“I can’t. Not with millions of people watching me. I’ll have a heart attack.”
He shrugged. “A touch drastic, but it would do the trick.”
Was he serious? I looked for a clue that he was joking but got nothing.
“I can’t. I just can’t. There must be other options.”
“Sure. We can keep tapping our networks and hope we get lucky or wait for Leroux’s next victim to show up in the hospital.”
That wasn’t fair, trying to pile the blame on me, but he was unrepentant. And his gaze hurt. The way it drilled into me, I could still feel the pain even when I looked away.
Emmy left his side and wrapped an arm around my shoulders. “It wouldn’t be that bad. It’s not like there’d be loads of people in the studio, just the production crew.”
“But I’d know people were watching it.” My family, people I went to school with, Gregory, the villagers in Sandlebury. “I’d fall apart.”
“And that’s why we need you to do it.”
“What about the motorbike? Can’t you try to trace that again?”
Yes, I knew I was clutching at straws, but I reached out anyway.
“Not if he isn’t riding it.”
The image of Ben’s bloody face on the hospital security camera played across my mind. What would happen next time? Would Leroux get out the knife he seemed so fond of?
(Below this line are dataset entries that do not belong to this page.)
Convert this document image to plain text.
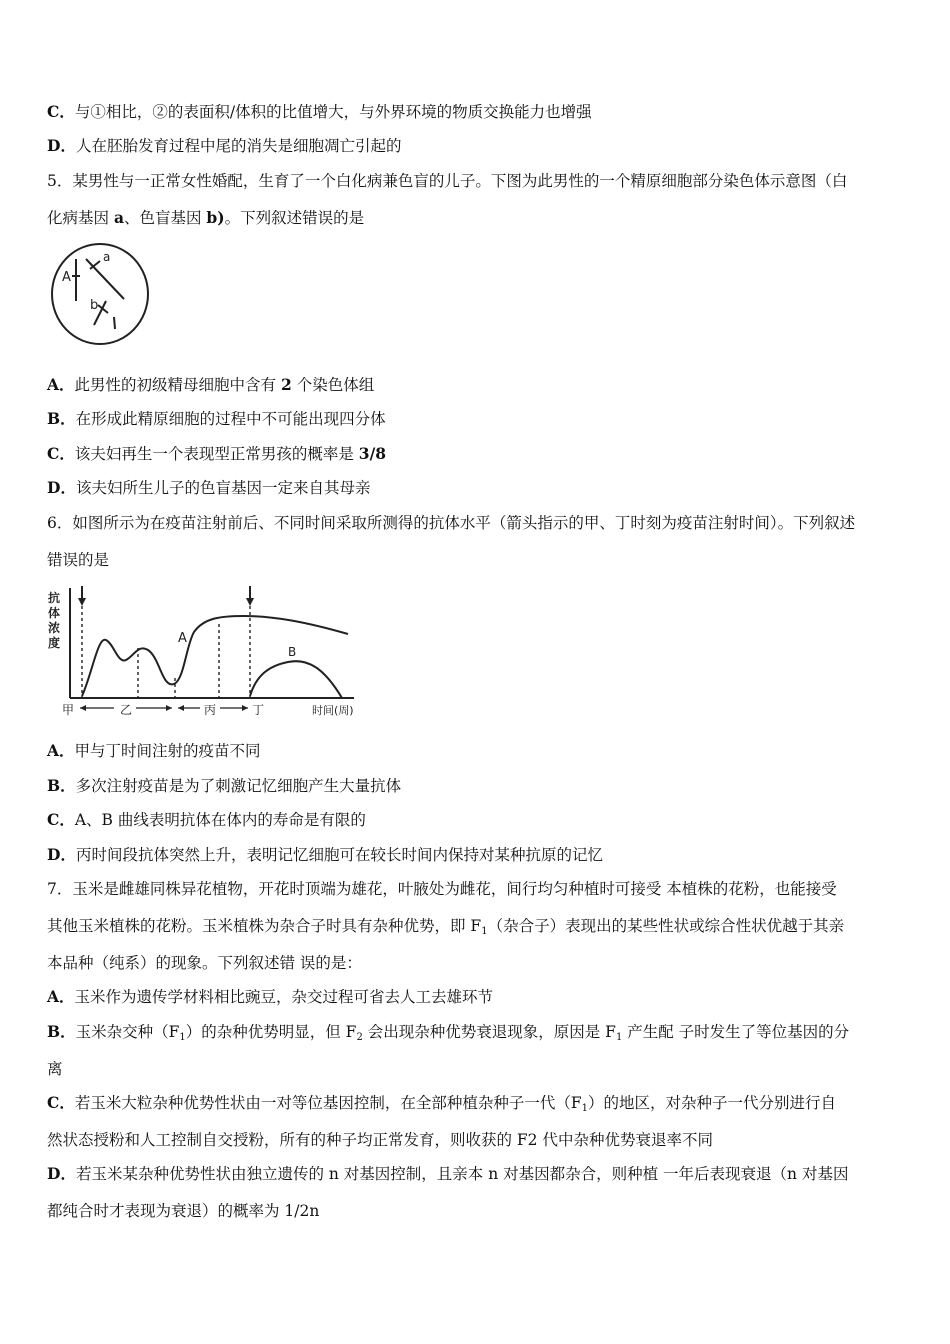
C．与①相比，②的表面积/体积的比值增大，与外界环境的物质交换能力也增强
D．人在胚胎发育过程中尾的消失是细胞凋亡引起的
5．某男性与一正常女性婚配，生育了一个白化病兼色盲的儿子。下图为此男性的一个精原细胞部分染色体示意图（白
化病基因 a、色盲基因 b)。下列叙述错误的是
A
a
b
A．此男性的初级精母细胞中含有 2 个染色体组
B．在形成此精原细胞的过程中不可能出现四分体
C．该夫妇再生一个表现型正常男孩的概率是 3/8
D．该夫妇所生儿子的色盲基因一定来自其母亲
6．如图所示为在疫苗注射前后、不同时间采取所测得的抗体水平（箭头指示的甲、丁时刻为疫苗注射时间）。下列叙述
错误的是
抗
体
浓
度	A
B
甲	乙	丙	丁	时间(周)
A．甲与丁时间注射的疫苗不同
B．多次注射疫苗是为了刺激记忆细胞产生大量抗体
C．A、B 曲线表明抗体在体内的寿命是有限的
D．丙时间段抗体突然上升，表明记忆细胞可在较长时间内保持对某种抗原的记忆
7．玉米是雌雄同株异花植物，开花时顶端为雄花，叶腋处为雌花，间行均匀种植时可接受 本植株的花粉，也能接受
其他玉米植株的花粉。玉米植株为杂合子时具有杂种优势，即 $F_1$（杂合子）表现出的某些性状或综合性状优越于其亲
本品种（纯系）的现象。下列叙述错 误的是：
A．玉米作为遗传学材料相比豌豆，杂交过程可省去人工去雄环节
B．玉米杂交种$(F_1)$的杂种优势明显，但 $F_2$ 会出现杂种优势衰退现象，原因是 $F_1$ 产生配 子时发生了等位基因的分
离
C．若玉米大粒杂种优势性状由一对等位基因控制，在全部种植杂种子一代$(F_1)$的地区，对杂种子一代分别进行自
然状态授粉和人工控制自交授粉，所有的种子均正常发育，则收获的 F2 代中杂种优势衰退率不同
D．若玉米某杂种优势性状由独立遗传的 n 对基因控制，且亲本 n 对基因都杂合，则种植 一年后表现衰退（n 对基因
都纯合时才表现为衰退）的概率为 1/2n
And if Ben did get badly hurt, I knew I’d look back and wish I’d tried everything to help him, even if it meant laying myself bare in front of a television audience.
And that also meant I had the bargaining chip I needed.
I clasped my hands together to stop them from shaking. “I’ll do it on one condition.”
“Name it.”
“I want to know everything that’s going on. Who the hell is this second client that everyone’s so cagey about?”
“That isn’t my decision to make.”
Sofia slumped into her chair, staring at nothing. She looked rougher today than I’d ever seen her. “Tell her. Just fucking tell her.”
Emmy shrugged, and I steeled myself for her words, unsure whether I’d want to hear them. But I needed to.
“Mack and Luke are experimenting with a program that keeps a watch for people on Blackwood’s wanted list via our DNA database. Not just for exact matches. It also evaluates the samples for close matches—parents, children, siblings—in case they can lead us to our targets.”
“And Ben’s one of your targets?”
“Yes. Our system flagged him up right after Nye entered the DNA results from Angelica’s autopsy.”
“What did Ben do?” I whispered.
This was getting worse and worse.
“Nothing. He was on our list because his sister’s looking for him.”
A little of the load lifted from my shoulders. “There’s been a mistake. Ben doesn’t have a sister. I mean, I’ve known him since we were little, and he doesn’t have any siblings at all.”
“Correction: Ben doesn’t know he has a sister.”
“But—”
This time Sofia interrupted, and when I looked, she had tears streaming down her cheeks. “My mother left with him when I was four. Luke found a photo taken at your school sports day when Ben was nine, and my mother was in it, cheering him on in the egg and fucking spoon race. While my daddy molested me daily in our fucking perfect-from-the-outside house in fucking Ohio, and the neighbours all said what a great father he was for raising me alone, my mother was dealing with eggs and fucking spoons.”